By Aduragbemi Omiyale

The reach of the Meta Business Agent is being expanded to Instagram and other platforms of the social media giant.

Meta Business Agent is an artificial intelligence (AI) that allows business owners to attend to customers’ needs with ease.

Customers expect instant responses, but no team can be everywhere at once. This innovation handles such without hassles.

It helps businesses to answer questions specific to the business, makes product recommendations from the catalogue, books appointments, qualifies incoming leads, and closes sales.

More than one million businesses are already using a Meta Business Agent on WhatsApp and Messenger to respond to customers around the clock.

“We’re now expanding our Business Agent to businesses big and small globally, so within minutes you can have yours up and running, responding in your customer’s local language using your tone,” Meta said in a statement.
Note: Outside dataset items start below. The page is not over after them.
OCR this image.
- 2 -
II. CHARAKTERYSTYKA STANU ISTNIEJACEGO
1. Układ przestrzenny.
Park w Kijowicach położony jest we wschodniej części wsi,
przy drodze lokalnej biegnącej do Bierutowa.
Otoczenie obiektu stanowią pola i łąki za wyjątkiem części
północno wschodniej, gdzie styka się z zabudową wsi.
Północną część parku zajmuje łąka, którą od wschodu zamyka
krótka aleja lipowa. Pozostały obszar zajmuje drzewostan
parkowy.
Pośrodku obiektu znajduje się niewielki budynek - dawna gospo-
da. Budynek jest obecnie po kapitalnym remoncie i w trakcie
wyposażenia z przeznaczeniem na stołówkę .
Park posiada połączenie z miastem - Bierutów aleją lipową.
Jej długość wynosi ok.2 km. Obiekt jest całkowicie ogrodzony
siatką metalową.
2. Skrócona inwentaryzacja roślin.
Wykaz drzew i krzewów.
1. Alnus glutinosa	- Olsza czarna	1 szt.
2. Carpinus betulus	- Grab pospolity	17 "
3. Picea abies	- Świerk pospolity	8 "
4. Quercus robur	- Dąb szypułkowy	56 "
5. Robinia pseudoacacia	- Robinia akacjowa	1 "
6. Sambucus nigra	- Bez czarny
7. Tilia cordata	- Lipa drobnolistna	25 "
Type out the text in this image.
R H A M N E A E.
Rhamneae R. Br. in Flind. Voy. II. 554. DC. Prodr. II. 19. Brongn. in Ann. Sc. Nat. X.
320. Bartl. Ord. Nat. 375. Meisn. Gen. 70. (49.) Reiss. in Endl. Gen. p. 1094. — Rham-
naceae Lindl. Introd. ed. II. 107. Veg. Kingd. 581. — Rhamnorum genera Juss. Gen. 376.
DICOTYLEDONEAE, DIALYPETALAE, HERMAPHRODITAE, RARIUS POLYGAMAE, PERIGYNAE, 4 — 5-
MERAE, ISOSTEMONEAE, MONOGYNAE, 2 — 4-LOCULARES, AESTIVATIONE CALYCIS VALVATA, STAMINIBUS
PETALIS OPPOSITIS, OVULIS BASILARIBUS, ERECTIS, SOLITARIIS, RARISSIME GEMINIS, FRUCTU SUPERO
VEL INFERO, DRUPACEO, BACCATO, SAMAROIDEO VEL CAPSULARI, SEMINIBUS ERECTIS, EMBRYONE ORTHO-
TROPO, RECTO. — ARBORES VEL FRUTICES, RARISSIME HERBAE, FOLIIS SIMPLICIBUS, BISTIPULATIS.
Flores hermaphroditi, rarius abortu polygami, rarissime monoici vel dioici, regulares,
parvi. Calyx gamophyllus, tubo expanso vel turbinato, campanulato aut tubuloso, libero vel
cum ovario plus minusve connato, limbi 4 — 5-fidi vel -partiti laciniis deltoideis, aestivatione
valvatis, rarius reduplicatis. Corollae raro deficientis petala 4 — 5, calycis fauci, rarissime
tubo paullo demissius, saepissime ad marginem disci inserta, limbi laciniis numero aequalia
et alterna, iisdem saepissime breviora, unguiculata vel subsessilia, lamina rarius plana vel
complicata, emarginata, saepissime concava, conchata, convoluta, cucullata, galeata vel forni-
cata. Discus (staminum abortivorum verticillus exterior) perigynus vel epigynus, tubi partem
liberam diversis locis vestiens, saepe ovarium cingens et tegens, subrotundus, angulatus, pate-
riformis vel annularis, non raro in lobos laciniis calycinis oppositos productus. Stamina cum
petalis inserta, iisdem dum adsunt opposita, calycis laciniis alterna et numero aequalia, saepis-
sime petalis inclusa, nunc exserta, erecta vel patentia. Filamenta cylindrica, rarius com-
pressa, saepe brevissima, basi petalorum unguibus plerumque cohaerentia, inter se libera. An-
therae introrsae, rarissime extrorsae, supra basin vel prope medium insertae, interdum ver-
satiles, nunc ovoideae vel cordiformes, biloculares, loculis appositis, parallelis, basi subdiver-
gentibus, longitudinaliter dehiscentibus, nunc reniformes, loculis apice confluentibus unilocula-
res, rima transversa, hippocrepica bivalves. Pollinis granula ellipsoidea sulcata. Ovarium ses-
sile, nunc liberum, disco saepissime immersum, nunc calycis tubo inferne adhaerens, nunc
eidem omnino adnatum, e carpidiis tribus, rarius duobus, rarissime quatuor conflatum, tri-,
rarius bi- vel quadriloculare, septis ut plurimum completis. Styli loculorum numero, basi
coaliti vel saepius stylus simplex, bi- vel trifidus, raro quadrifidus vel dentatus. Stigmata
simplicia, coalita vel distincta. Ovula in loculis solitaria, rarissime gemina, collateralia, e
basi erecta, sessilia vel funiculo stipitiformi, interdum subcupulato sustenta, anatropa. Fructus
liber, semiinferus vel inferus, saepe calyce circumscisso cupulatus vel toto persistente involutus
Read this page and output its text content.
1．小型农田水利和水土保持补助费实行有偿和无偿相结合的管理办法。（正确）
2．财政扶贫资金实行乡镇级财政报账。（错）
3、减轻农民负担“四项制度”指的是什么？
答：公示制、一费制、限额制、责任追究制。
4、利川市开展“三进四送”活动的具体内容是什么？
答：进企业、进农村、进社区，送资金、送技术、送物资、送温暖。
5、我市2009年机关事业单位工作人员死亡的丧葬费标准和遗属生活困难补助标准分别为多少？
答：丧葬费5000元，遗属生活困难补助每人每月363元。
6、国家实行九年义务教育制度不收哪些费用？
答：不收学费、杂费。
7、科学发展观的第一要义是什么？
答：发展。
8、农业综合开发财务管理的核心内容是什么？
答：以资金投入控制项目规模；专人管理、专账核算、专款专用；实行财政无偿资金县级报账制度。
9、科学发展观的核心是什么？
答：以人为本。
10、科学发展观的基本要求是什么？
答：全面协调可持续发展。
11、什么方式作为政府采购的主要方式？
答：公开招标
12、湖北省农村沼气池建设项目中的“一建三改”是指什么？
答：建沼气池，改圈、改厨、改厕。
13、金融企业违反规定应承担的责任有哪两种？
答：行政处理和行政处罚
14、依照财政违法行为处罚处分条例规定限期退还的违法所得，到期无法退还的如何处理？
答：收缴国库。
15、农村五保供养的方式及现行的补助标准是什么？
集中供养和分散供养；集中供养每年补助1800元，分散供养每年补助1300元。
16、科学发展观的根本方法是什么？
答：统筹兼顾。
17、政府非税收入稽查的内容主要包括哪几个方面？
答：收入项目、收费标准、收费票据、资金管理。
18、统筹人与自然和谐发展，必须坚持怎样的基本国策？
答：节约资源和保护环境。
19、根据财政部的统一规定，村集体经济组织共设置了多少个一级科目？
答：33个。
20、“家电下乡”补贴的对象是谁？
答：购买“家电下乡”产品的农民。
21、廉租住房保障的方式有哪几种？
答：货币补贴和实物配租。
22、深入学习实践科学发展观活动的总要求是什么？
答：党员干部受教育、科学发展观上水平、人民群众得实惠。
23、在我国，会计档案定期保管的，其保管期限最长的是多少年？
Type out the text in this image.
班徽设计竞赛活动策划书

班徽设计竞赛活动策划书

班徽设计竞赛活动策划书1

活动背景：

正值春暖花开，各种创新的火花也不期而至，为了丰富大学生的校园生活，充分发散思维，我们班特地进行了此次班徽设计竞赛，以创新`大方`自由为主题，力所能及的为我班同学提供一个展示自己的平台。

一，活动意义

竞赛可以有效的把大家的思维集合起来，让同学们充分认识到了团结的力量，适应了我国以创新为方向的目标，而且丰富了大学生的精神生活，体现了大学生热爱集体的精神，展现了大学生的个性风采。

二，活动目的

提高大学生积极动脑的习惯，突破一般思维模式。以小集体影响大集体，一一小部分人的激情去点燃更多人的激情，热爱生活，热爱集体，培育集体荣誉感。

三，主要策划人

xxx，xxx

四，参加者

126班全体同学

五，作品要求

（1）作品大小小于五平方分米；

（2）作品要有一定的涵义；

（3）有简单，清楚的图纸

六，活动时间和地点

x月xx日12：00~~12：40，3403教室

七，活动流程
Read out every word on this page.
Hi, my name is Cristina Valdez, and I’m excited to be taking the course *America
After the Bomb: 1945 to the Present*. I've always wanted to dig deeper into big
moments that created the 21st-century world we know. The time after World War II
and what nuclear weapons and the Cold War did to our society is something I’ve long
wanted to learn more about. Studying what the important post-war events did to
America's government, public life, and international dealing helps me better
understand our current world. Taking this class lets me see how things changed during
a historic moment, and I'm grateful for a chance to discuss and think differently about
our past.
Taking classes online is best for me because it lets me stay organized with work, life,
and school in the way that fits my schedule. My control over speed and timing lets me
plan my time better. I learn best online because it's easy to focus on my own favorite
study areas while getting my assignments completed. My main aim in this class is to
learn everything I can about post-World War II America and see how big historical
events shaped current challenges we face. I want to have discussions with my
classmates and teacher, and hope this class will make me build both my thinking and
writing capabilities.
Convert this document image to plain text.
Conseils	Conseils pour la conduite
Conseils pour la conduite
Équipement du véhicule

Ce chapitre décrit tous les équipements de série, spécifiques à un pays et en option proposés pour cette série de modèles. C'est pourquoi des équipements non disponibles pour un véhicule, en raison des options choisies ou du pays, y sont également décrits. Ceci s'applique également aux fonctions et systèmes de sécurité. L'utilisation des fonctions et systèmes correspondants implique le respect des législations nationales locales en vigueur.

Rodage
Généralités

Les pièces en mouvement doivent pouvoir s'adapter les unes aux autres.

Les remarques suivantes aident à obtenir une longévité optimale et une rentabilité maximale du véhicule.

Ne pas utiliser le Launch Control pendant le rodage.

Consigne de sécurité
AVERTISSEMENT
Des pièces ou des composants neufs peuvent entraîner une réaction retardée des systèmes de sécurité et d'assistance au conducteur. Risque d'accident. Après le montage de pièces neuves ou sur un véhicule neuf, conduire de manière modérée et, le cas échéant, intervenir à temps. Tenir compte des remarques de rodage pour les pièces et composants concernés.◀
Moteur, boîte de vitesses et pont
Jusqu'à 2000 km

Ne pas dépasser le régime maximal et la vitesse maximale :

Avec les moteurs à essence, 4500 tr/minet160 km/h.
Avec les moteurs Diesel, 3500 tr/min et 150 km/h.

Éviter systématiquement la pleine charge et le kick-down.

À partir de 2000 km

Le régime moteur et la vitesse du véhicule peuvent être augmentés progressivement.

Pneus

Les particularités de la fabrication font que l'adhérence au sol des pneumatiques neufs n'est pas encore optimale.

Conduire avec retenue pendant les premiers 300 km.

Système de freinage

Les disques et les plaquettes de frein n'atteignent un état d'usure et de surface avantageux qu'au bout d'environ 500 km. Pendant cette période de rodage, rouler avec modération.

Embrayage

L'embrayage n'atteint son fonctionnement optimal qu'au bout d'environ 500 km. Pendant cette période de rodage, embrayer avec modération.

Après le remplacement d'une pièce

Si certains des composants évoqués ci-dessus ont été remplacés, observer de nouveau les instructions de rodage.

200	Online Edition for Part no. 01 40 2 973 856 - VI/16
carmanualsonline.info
“We’re also expanding these agents to Instagram since businesses connect with their customers there, too. Businesses can activate their Business Agent here. Getting started with the Business Agent is free. In the coming months, businesses will access the agent through our paid subscription offerings, with options for businesses of every size,” it added.

Meta also stated that it is making it simpler for people to discover businesses powered by a Meta Business Agent directly on WhatsApp. It noted that starting soon, people will be able to find businesses by typing their name in the Search bar, or by sharing their phone number or contact card in chats with friends and family. This way, when more customers reach out, they get a quick, helpful response.